The study included 7,557 Japanese-American men from the Kuakini Honolulu Heart Program, who were evaluated with the Occupational Safety Health Administration exposure scale. The researchers calculated hazard ratios for cardiovascular disease incidence at various levels of pesticide exposure using Cox proportional hazard models. The analysis was published in the Journal of the American Heart Association.
Over 10 years of follow-up, the researchers reported a positive association between age-adjusted cardiovascular disease and high pesticide exposure levels (HR=1.46; 95% CI,1.10 to 1.95; P=0.009). The relationship was significant after adjusting for other risk factors as well (HR=1.42; 95% CI,1.05 to 1.92; P=0.021). When examined separately, they also reported no significant link for coronary heart disease or cerebrovascular accident incidence with pesticide exposure, citing a small number of events.
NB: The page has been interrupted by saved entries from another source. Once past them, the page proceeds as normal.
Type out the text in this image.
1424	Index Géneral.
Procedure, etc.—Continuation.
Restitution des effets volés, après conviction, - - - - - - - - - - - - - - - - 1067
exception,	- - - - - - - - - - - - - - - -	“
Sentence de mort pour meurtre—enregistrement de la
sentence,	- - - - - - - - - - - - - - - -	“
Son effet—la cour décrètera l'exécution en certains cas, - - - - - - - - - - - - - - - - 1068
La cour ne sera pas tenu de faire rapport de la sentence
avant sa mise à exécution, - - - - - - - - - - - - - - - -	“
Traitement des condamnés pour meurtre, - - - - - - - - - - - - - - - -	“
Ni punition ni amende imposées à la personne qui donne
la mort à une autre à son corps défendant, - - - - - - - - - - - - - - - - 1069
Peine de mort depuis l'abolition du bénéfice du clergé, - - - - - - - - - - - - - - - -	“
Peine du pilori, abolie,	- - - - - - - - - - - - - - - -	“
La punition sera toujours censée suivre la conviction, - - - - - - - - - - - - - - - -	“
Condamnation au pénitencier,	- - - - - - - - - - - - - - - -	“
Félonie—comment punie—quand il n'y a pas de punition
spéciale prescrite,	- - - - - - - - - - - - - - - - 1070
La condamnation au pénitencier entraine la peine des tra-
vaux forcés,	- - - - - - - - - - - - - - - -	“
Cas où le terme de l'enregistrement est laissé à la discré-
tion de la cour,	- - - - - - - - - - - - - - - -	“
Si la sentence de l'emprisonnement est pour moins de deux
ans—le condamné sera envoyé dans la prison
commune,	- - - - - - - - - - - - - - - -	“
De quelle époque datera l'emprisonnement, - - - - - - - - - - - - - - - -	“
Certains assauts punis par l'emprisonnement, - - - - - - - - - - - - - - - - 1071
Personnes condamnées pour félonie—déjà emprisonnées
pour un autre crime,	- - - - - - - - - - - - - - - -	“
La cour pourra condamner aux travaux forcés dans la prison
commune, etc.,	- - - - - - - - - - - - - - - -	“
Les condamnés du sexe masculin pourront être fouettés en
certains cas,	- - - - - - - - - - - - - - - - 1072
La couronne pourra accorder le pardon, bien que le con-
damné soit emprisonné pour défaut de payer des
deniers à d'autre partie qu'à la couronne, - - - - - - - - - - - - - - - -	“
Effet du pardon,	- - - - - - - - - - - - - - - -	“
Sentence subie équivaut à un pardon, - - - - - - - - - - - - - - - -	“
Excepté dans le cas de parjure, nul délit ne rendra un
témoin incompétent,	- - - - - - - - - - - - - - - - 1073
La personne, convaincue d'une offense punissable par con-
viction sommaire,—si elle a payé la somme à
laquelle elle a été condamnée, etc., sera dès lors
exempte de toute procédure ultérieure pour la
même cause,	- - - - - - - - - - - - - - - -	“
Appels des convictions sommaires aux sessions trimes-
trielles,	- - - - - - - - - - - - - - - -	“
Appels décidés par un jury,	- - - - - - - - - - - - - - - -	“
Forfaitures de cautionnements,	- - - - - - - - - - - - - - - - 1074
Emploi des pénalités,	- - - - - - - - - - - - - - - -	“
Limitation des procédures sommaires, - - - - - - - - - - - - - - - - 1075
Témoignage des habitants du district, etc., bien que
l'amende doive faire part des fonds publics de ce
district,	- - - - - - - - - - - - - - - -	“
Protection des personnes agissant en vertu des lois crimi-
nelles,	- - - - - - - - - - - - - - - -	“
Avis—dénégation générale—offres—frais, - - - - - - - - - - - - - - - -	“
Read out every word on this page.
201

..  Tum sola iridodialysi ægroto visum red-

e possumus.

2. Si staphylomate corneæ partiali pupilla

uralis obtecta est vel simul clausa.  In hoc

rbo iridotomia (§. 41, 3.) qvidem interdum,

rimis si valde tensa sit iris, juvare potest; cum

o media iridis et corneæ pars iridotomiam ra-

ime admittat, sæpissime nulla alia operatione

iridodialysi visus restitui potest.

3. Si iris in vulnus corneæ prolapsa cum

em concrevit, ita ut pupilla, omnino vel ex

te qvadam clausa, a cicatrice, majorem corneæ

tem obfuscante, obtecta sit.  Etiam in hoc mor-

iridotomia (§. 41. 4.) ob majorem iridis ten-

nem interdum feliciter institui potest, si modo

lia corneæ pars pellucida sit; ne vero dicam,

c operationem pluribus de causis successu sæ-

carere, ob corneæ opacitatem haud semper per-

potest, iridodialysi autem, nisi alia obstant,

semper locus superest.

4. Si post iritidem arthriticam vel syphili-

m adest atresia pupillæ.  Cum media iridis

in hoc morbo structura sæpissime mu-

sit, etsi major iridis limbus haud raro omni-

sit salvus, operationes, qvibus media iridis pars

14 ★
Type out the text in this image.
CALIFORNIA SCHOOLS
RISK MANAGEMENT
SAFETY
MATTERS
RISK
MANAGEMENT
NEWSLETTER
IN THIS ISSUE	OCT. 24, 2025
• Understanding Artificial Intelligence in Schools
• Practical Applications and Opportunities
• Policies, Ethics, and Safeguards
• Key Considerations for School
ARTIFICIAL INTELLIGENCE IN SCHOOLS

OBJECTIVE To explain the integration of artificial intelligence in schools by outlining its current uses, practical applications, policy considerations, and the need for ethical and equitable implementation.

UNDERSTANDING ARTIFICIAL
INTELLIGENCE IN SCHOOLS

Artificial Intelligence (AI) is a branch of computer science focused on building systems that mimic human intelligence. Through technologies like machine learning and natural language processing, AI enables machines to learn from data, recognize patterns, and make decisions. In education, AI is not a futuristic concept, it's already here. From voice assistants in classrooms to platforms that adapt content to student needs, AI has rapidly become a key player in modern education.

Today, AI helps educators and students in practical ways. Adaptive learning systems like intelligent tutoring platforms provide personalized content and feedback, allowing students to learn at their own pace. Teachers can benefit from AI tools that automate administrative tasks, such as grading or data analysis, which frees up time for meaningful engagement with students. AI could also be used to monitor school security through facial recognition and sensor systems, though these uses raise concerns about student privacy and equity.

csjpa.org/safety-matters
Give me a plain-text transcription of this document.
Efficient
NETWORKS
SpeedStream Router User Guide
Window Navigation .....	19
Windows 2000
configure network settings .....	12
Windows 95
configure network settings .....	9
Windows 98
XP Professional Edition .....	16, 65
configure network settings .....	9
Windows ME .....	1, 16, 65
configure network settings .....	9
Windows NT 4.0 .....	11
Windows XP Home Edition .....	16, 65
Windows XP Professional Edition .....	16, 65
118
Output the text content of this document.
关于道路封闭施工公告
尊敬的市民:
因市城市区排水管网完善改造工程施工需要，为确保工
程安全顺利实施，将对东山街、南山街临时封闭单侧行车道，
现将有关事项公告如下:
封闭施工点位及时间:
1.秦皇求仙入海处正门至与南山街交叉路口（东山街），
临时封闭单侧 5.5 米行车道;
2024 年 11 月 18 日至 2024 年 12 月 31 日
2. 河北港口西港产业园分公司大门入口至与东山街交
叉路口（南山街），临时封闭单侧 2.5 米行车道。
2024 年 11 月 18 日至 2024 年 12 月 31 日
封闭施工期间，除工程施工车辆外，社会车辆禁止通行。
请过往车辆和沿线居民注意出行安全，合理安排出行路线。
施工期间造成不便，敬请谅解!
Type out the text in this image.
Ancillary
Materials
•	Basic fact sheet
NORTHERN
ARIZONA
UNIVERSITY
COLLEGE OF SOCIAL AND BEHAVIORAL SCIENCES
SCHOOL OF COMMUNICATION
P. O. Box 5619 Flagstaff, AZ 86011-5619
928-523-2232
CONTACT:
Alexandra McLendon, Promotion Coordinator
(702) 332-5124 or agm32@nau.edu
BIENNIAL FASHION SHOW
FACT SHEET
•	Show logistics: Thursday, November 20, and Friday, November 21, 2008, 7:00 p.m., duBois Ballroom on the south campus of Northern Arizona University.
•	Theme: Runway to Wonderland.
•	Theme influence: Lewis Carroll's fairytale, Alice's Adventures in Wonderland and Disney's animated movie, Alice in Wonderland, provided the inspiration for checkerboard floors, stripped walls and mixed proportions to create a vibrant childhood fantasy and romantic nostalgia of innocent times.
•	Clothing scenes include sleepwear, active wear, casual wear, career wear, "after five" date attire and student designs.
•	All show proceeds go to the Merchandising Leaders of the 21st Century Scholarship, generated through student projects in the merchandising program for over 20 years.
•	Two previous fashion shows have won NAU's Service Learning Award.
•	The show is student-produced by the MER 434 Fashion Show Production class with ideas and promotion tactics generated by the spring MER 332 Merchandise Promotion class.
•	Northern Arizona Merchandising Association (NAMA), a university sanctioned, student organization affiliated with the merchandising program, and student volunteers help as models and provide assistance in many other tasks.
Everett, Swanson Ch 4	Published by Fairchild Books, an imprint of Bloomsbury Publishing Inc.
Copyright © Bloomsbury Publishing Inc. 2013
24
“This is the longest longitudinal study of chronic occupational pesticide exposure and its association with cardiovascular diseases, taking into account epidemiologic risk factors for cardiovascular diseases,” the researchers wrote in their clinical perspective. “Health care providers need to be aware of pesticide exposure occupational health risks, especially in the agricultural population.”
The authors also offered suggestions for the occupations perhaps most effected by exposure to pesticides.
“Long‐ and short‐term chemical exposures, especially to pesticides, need to be documented in individual medical records,” they wrote.”Farm and agricultural workers need to wear personal protective equipment and have their health monitored for cardiovascular disease outcomes.”